Elles étaient dressées devant moi, majestueuses, et imposant un respect presque fanatique. À n’en point douter, ces sculptures ne pouvaient qu’être les représentations d’anciens Dieux. Je m’approchais, tentant désespérément de faire bonne figure devant ces Etres supérieurs :
« Vous qui allez errants par le monde, Pour contempler de hautes et stupéfiantes merveilles, Venez ici ! Vous y trouverez des faces terribles : Éléphants, lions, ours, orques et dragons. »
À la lecture de ces quelques mots, je prenais enfin conscience de la puissance mystique de cet endroit…

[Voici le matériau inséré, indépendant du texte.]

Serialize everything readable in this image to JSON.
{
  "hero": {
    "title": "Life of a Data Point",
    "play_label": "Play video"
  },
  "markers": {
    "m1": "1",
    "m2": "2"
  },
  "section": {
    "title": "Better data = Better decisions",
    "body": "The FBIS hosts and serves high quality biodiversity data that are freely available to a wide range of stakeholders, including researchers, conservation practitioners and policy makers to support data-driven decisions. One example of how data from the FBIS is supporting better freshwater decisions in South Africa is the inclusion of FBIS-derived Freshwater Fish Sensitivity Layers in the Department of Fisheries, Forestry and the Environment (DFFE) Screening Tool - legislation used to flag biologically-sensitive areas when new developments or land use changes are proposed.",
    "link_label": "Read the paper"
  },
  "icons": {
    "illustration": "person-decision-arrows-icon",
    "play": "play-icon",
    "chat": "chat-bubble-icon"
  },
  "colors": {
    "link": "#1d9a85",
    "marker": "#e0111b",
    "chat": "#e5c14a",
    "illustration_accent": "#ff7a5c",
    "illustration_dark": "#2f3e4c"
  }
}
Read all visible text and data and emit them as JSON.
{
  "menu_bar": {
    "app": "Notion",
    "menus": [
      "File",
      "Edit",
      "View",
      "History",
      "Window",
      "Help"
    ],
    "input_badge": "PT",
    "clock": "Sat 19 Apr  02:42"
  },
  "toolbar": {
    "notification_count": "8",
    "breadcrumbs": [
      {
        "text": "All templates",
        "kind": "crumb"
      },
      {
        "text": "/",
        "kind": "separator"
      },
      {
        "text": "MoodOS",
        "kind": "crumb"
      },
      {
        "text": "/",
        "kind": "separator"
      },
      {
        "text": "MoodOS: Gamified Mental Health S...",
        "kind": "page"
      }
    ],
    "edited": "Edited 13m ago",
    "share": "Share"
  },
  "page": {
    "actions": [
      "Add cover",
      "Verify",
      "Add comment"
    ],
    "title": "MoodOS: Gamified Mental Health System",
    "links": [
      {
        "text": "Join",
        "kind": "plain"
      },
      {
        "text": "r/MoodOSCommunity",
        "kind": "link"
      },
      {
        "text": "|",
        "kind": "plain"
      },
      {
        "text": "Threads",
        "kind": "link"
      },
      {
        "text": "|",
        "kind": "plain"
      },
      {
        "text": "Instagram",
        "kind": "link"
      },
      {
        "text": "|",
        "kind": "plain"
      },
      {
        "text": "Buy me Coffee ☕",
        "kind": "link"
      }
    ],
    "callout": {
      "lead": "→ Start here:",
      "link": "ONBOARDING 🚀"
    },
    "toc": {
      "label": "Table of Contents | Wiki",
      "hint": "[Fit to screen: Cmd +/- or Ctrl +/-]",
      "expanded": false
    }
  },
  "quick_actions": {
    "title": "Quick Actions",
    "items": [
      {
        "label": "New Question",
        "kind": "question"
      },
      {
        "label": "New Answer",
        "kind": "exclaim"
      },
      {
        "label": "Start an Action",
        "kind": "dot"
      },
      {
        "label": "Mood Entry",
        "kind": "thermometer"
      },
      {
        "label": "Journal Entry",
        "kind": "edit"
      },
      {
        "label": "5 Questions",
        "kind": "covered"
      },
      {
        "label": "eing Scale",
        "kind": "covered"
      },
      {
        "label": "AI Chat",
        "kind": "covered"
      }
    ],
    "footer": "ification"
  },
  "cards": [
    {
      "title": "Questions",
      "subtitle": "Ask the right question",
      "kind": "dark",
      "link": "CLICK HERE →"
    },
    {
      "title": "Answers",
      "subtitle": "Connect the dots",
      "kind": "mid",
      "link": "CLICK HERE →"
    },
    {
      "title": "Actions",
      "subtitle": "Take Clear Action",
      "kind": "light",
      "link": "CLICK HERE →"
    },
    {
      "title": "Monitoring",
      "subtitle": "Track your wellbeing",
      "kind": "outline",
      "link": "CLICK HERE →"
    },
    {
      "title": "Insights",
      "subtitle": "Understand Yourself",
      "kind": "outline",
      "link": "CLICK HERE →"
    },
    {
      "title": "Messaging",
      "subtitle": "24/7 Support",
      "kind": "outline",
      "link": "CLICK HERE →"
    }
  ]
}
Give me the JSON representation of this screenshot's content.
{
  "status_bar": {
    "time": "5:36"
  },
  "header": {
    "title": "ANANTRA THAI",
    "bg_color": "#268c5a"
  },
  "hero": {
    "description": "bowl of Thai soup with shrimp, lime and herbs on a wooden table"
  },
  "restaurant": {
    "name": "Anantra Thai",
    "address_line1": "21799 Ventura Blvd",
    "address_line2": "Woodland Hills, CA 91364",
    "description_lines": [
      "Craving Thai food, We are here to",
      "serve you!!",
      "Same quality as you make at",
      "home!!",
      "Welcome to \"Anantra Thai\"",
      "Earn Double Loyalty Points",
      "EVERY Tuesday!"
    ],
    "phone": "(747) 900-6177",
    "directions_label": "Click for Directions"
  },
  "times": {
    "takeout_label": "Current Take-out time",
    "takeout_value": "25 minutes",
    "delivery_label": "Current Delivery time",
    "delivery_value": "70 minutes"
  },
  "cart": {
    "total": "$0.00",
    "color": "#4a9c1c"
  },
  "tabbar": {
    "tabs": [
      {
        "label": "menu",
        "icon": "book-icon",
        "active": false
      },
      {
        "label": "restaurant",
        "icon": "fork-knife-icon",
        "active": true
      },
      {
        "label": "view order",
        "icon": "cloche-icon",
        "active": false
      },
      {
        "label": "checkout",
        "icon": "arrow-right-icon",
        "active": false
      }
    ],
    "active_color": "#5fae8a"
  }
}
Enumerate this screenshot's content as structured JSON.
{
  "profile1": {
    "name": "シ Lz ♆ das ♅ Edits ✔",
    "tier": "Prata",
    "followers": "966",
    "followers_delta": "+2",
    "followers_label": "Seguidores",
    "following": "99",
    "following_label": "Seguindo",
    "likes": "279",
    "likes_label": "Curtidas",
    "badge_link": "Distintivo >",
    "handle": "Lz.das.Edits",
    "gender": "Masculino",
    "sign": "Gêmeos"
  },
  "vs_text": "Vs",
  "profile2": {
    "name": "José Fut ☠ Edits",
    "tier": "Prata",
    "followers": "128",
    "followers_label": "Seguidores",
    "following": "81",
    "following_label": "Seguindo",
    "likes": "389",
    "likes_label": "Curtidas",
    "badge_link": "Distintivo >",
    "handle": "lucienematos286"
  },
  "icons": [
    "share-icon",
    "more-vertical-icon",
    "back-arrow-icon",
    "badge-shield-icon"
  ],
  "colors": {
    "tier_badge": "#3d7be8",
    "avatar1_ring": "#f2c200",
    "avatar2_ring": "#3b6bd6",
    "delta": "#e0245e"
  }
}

Vous êtes des Dieux, oui ou non ?
Bomarzo a fait l’objet d’un financement participatif via la plate-forme Kickstarter mi-juillet 2015. Je n’ai pas suivi le projet, mais l’engouement autour du jeu semble avoir été relatif (moins de 200 contributeurs). Cependant, le jeu est tout de même sorti dans le circuit traditionnel pour le salon de jeux de société d’Essen peu de temps après, en Octobre 2015. De la même manière, son succès a été très incertain, et il s’est retrouvé rapidement en promotion lors des soldes de janvier 2016 (alors même que certains contributeurs du projet initial n’avaient pas encore reçu leur exemplaire). Chez moi, c’est la couverture de la boîte qui entraîna son achat immédiat, permettant ainsi au jeu de reposer fièrement sur la table de mon salon.
Bomarzo est un jeu de pose d’ouvriers dans lequel les joueurs tentent de remporter les faveurs des différentes Divinités représentées par les statues de créatures disposées dans les Jardins de Bomarzo, en Italie.
Malgré son aspect classique, certains mécanismes valent le détour. Mais ne mettons pas la charrue avant les bœufs, et prenons le temps de flâner dans les différentes allées de ce jardin, afin de vérifier si la promenade bucolique en ces lieux peut être agréable.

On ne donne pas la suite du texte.